Gulfport fireman Brian Sullivan directed his vounteer clean up team around a Gulf Shores driveway.
"Let's get this rolled over as far as we can get it," he said, pointing to a clumb of dead tree limbs.
Those limbs covered Annie Neenan's yard.
"They're just like guardian angels," she said, referring to the Gulfport crew that removed her storm debris.
For a week, Neenan felt trapped. She had no way to dig out from Hurricane Ivan's assault. Suddenly five rays of hope appeared in Gulf Shores.
"I stopped and I asked if they could help me," she said.
In a matter of minutes, the five members of Gulfport's law enforcement community -- and their chain saws -- went to work, fully aware that this could have been the Mississippi Gulf Coast if Ivan hadn't turned east at the last minute. Gulfport police officer Julian Slaughter was one of the volunteers.
"We got very, very lucky," he said, explaining why he felt a need to drive east and help another community recover from Ivan's wrath.
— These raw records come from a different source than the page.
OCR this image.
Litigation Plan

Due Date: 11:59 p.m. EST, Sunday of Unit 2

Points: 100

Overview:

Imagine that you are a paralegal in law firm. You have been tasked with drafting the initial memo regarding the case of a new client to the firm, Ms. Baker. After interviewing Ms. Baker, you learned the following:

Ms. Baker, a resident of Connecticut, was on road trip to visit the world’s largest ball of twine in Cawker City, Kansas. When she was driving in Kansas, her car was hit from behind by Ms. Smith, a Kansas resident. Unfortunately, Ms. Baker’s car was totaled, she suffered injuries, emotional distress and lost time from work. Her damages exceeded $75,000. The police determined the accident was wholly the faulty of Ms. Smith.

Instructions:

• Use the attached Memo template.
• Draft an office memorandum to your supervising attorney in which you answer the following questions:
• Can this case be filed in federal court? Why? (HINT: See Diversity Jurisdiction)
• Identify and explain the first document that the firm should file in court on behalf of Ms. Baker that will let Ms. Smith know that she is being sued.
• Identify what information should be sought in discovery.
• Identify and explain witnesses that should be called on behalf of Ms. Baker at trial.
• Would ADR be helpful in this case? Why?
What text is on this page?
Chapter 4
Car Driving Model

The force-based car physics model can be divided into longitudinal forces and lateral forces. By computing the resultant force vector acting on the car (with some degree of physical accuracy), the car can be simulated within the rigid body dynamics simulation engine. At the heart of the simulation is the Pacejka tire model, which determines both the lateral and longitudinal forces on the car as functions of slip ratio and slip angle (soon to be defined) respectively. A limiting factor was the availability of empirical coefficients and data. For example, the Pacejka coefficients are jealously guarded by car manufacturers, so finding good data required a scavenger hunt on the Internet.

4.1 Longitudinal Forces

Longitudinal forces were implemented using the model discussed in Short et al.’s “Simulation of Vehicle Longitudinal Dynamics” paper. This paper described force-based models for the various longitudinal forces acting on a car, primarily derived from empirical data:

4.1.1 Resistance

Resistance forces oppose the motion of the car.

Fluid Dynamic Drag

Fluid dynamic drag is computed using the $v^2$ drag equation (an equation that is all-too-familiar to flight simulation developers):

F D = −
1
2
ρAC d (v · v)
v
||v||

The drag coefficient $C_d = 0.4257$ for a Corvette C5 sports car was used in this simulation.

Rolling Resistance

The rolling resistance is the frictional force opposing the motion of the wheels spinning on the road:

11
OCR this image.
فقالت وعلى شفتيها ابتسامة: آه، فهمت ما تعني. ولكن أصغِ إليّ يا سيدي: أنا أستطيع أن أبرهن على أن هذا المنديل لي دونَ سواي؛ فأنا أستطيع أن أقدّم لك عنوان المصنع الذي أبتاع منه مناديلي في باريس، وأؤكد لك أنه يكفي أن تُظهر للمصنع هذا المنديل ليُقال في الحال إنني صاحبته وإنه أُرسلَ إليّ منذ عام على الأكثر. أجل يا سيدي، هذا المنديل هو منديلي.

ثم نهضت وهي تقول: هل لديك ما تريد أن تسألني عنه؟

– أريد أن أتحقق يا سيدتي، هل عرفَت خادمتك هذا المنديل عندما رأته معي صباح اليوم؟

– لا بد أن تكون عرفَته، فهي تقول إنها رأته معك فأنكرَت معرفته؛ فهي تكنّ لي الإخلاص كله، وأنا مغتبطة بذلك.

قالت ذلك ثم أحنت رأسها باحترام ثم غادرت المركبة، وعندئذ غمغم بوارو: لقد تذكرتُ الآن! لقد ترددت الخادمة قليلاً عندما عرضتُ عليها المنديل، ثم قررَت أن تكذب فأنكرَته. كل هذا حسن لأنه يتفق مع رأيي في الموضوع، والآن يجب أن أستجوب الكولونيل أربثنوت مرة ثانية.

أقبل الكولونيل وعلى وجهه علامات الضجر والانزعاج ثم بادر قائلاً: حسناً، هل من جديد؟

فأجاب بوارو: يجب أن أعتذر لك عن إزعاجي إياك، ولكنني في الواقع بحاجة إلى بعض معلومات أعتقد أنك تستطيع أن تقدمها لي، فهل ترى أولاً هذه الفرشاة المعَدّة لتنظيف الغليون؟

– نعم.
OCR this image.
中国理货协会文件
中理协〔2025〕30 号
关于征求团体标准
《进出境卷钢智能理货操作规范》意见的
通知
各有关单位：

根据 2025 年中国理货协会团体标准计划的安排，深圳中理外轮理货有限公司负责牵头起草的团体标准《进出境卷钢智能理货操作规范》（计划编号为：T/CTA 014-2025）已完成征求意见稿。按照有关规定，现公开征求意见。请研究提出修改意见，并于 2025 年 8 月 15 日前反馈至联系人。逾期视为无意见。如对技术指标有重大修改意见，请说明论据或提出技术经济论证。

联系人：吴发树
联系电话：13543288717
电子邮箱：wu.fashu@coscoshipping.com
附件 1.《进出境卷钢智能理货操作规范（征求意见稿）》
Everywhere you looked, you could see how Ivan tore apart the Gulf Shores community. So, the hard working volunteers from Gulfport's law enforcement community put in three long, tiring days to put Gulf Shores back together.
For Brian Sullivan, "The gratification is just tremendous."
Annie Neenan's gratification came in a smile and a promise.
"I'm going to send a donation to the police department at Christmas time," she said.
Gulfport deputy chief Paul Bennett said his team has received all sorts of comments just like that since it arrived on Wednesday.
"I tell you, we've left people crying," he said. "Everybody that we've helped out has given us a hug and just said God blessed us. And that makes it worthwhile."
Bennett actually led the second team of Gulfport volunteers. The original team worked last weekend. This Gulfport law enforcement team will be in Gulf Shores through tomorrow. They'll be replaced on Saturday by a third group of Gulfport volunteers.